Class BroadcastableClusterInfo

  • All Implemented Interfaces:
    java.io.Serializable, IBroadcastableClusterInfo

    public final class BroadcastableClusterInfo
    extends java.lang.Object
    implements IBroadcastableClusterInfo
    Broadcastable wrapper for single cluster with ZERO transient fields to optimize Spark broadcasting.

    Only essential fields are broadcast; executors reconstruct CassandraClusterInfo to fetch other data from Sidecar.

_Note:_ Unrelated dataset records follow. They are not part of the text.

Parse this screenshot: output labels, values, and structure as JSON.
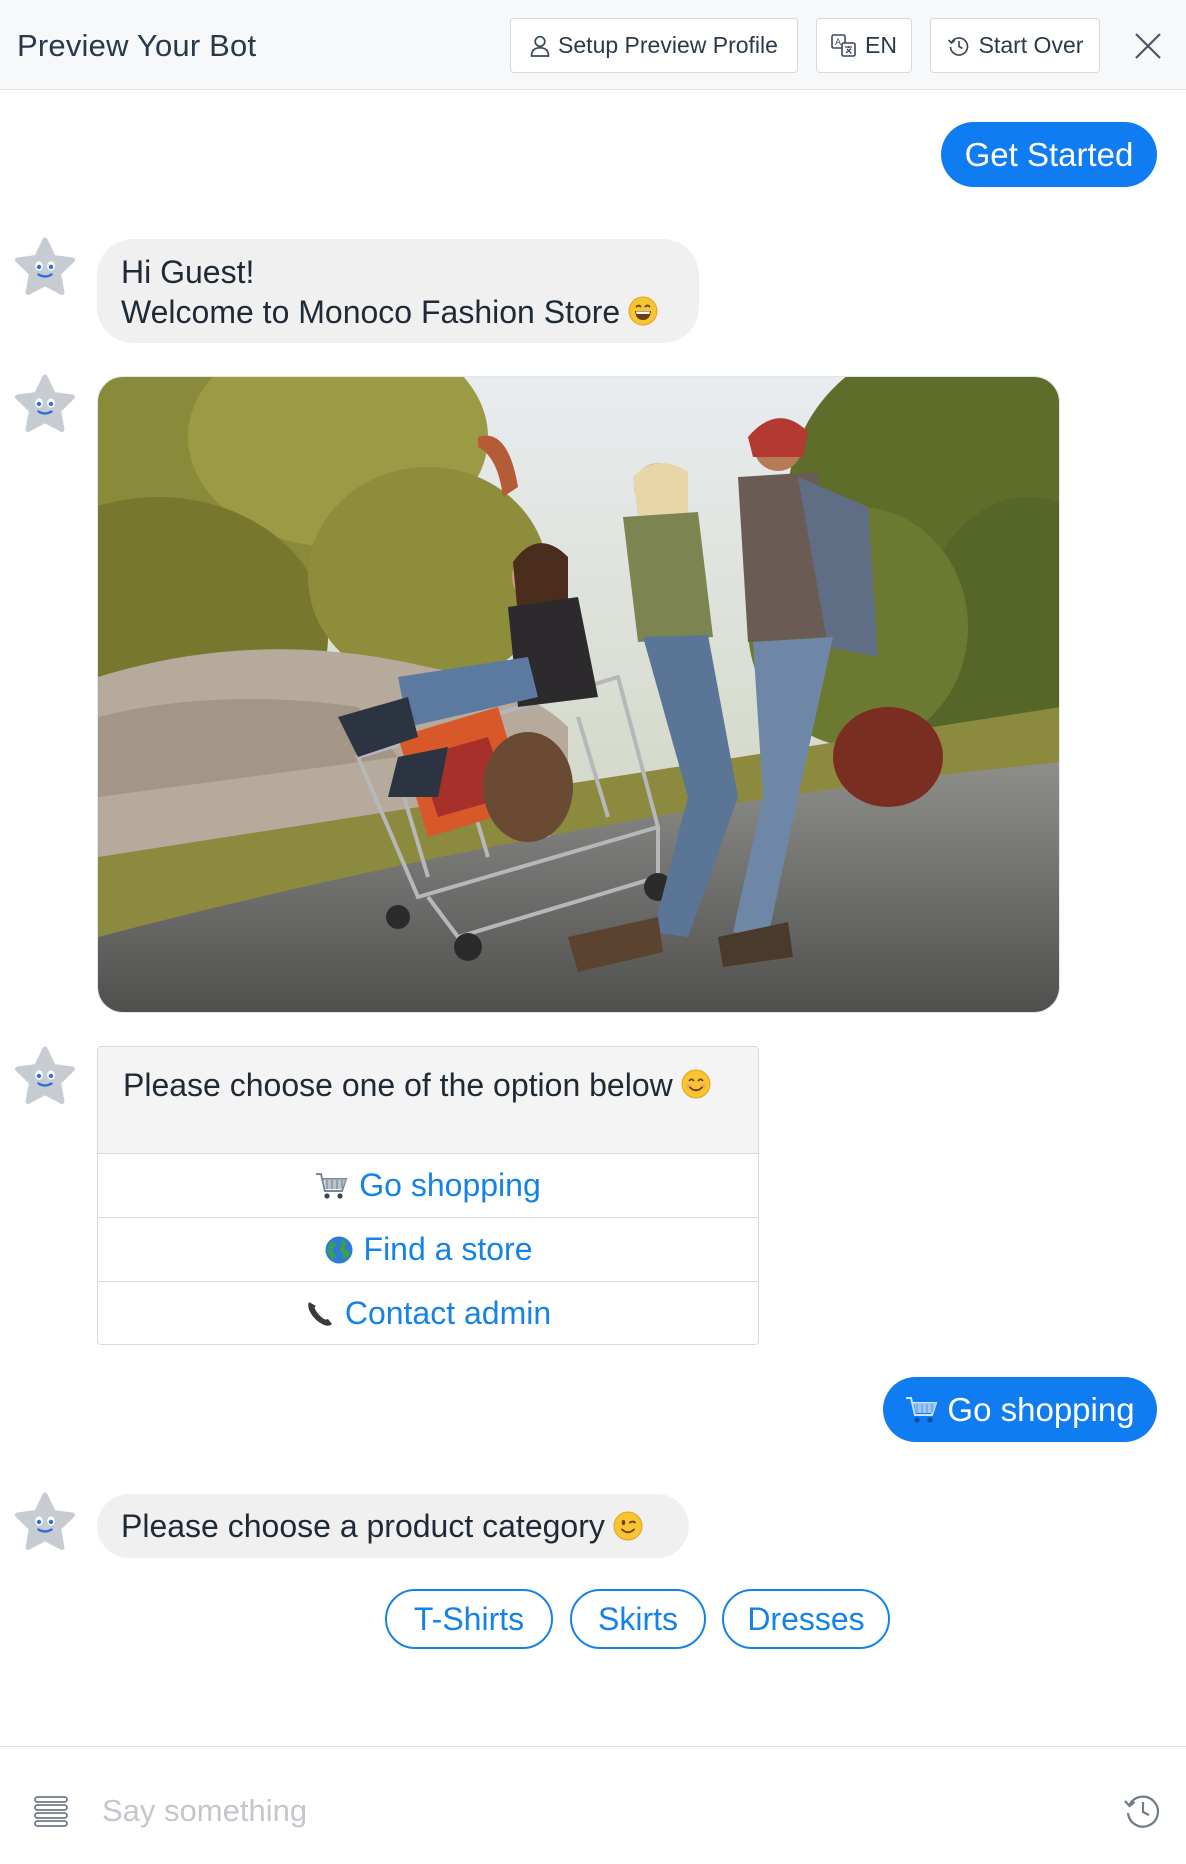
{
  "header": {
    "title": "Preview Your Bot",
    "profile_label": "Setup Preview Profile",
    "lang_label": "EN",
    "restart_label": "Start Over"
  },
  "chat": {
    "get_started": "Get Started",
    "welcome_line1": "Hi Guest!",
    "welcome_line2": "Welcome to Monoco Fashion Store",
    "options_prompt": "Please choose one of the option below",
    "options": [
      {
        "label": "Go shopping",
        "icon": "shopping-cart-icon"
      },
      {
        "label": "Find a store",
        "icon": "globe-icon"
      },
      {
        "label": "Contact admin",
        "icon": "telephone-icon"
      }
    ],
    "user_choice": "Go shopping",
    "category_prompt": "Please choose a product category",
    "quick_replies": [
      "T-Shirts",
      "Skirts",
      "Dresses"
    ]
  },
  "composer": {
    "placeholder": "Say something"
  },
  "colors": {
    "accent": "#0f7cf2",
    "link": "#1583e6",
    "bubble": "#f0f0f0",
    "header_bg": "#f7f8fa"
  }
}
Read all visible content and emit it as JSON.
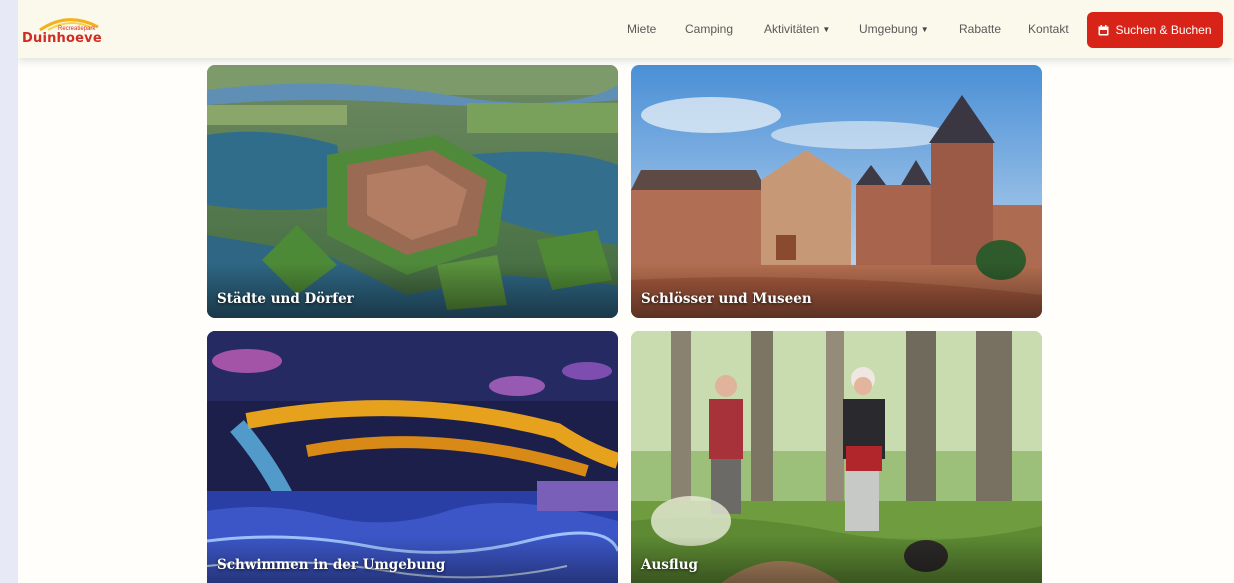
{
  "header": {
    "logo": {
      "tagline": "Recreatiepark",
      "name": "Duinhoeve"
    },
    "nav": [
      {
        "label": "Miete",
        "dropdown": false
      },
      {
        "label": "Camping",
        "dropdown": false
      },
      {
        "label": "Aktivitäten",
        "dropdown": true
      },
      {
        "label": "Umgebung",
        "dropdown": true
      },
      {
        "label": "Rabatte",
        "dropdown": false
      },
      {
        "label": "Kontakt",
        "dropdown": false
      }
    ],
    "book_button": {
      "label": "Suchen & Buchen",
      "icon": "calendar-icon"
    }
  },
  "cards": [
    {
      "label": "Städte und Dörfer"
    },
    {
      "label": "Schlösser und Museen"
    },
    {
      "label": "Schwimmen in der Umgebung"
    },
    {
      "label": "Ausflug"
    }
  ],
  "colors": {
    "brand_red": "#d82418",
    "header_bg": "#fbf8ec",
    "nav_text": "#5a5a5a"
  }
}
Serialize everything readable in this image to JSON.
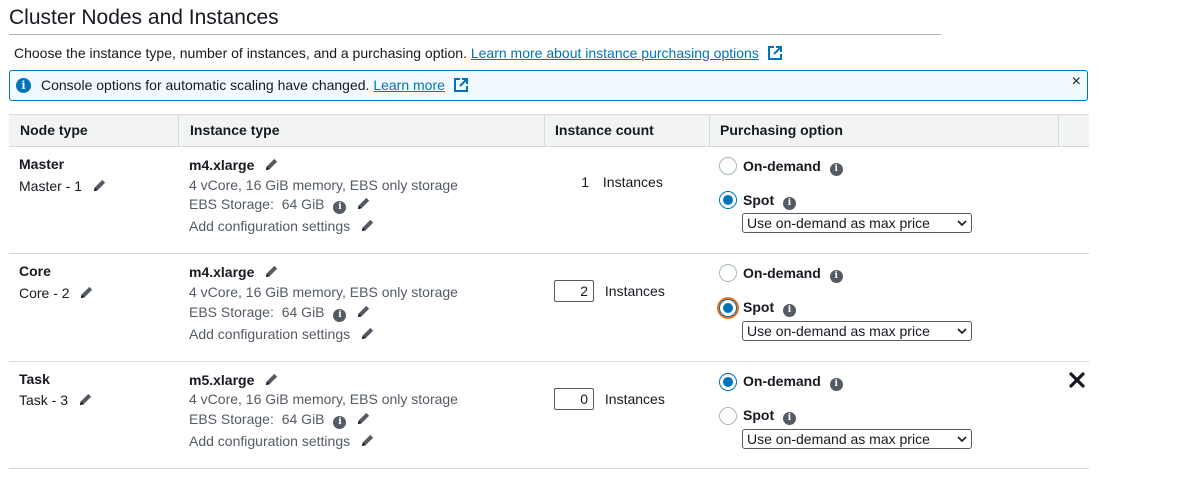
{
  "section": {
    "title": "Cluster Nodes and Instances",
    "description": "Choose the instance type, number of instances, and a purchasing option.",
    "learn_more_link": "Learn more about instance purchasing options"
  },
  "banner": {
    "text": "Console options for automatic scaling have changed.",
    "link": "Learn more",
    "close": "×"
  },
  "table": {
    "headers": [
      "Node type",
      "Instance type",
      "Instance count",
      "Purchasing option"
    ],
    "rows": [
      {
        "node_type": "Master",
        "node_name": "Master - 1",
        "instance_type": "m4.xlarge",
        "instance_specs": "4 vCore, 16 GiB memory, EBS only storage",
        "ebs_label": "EBS Storage:",
        "ebs_value": "64 GiB",
        "config_link": "Add configuration settings",
        "count": "1",
        "count_unit": "Instances",
        "count_editable": false,
        "option_ondemand": "On-demand",
        "option_spot": "Spot",
        "selected": "Spot",
        "max_price": "Use on-demand as max price",
        "removable": false
      },
      {
        "node_type": "Core",
        "node_name": "Core - 2",
        "instance_type": "m4.xlarge",
        "instance_specs": "4 vCore, 16 GiB memory, EBS only storage",
        "ebs_label": "EBS Storage:",
        "ebs_value": "64 GiB",
        "config_link": "Add configuration settings",
        "count": "2",
        "count_unit": "Instances",
        "count_editable": true,
        "option_ondemand": "On-demand",
        "option_spot": "Spot",
        "selected": "Spot",
        "max_price": "Use on-demand as max price",
        "removable": false
      },
      {
        "node_type": "Task",
        "node_name": "Task - 3",
        "instance_type": "m5.xlarge",
        "instance_specs": "4 vCore, 16 GiB memory, EBS only storage",
        "ebs_label": "EBS Storage:",
        "ebs_value": "64 GiB",
        "config_link": "Add configuration settings",
        "count": "0",
        "count_unit": "Instances",
        "count_editable": true,
        "option_ondemand": "On-demand",
        "option_spot": "Spot",
        "selected": "On-demand",
        "max_price": "Use on-demand as max price",
        "removable": true
      }
    ]
  },
  "icons": {
    "info": "info-icon",
    "external": "external-link-icon",
    "edit": "pencil-icon",
    "remove": "remove-x-icon"
  },
  "colors": {
    "link": "#0073bb",
    "banner_bg": "#f1faff",
    "header_bg": "#f2f3f3",
    "focus": "#ec7211"
  }
}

    Why ZERO transient fields matters:
    Spark's SizeEstimator uses reflection to estimate object sizes before broadcasting. Each transient field forces SizeEstimator to inspect the field's type hierarchy, which is expensive. Logger references are particularly costly due to their deep object graphs (appenders, layouts, contexts). By eliminating ALL transient fields and Logger references, we:

    • Minimize SizeEstimator reflection overhead during broadcast preparation
    • Reduce broadcast variable serialization size
    • Avoid accidental serialization of non-serializable objects
    See Also:
    Serialized Form
    • Method Detail

      • from

        public static BroadcastableClusterInfo from​(@NotNull
                                                    ClusterInfo source,
                                                    @NotNull
                                                    BulkSparkConf conf)
        Creates a BroadcastableCluster from a CassandraClusterInfo by extracting essential fields. Executors will reconstruct CassandraClusterInfo to fetch other data from Sidecar.
        Parameters:
        source - the source ClusterInfo (typically CassandraClusterInfo)
        conf - the BulkSparkConf needed to connect to Sidecar on executors
      • getPartitioner

        public org.apache.cassandra.spark.data.partitioner.Partitioner getPartitioner()
        Specified by:
        getPartitioner in interface IBroadcastableClusterInfo
        Returns:
        the partitioner used by the cluster
      • clusterId

        @Nullable
        public java.lang.String clusterId()
        Description copied from interface: IBroadcastableClusterInfo
        ID string that can uniquely identify a cluster. When writing to a single cluster, this may be null. When in coordinated write mode (writing to multiple clusters), this must return a unique string.
        Specified by:
        clusterId in interface IBroadcastableClusterInfo
        Returns:
        cluster id string, null if absent
      • reconstruct

        public ClusterInfo reconstruct()
        Description copied from interface: IBroadcastableClusterInfo
        Reconstructs a full ClusterInfo instance from this broadcastable data on executors. Each implementation knows how to reconstruct itself into the appropriate ClusterInfo type. This allows adding new broadcastable types without modifying the reconstruction logic in AbstractBulkWriterContext.
        Specified by:
        reconstruct in interface IBroadcastableClusterInfo
        Returns:
        reconstructed ClusterInfo (CassandraClusterInfo or CassandraClusterInfoGroup)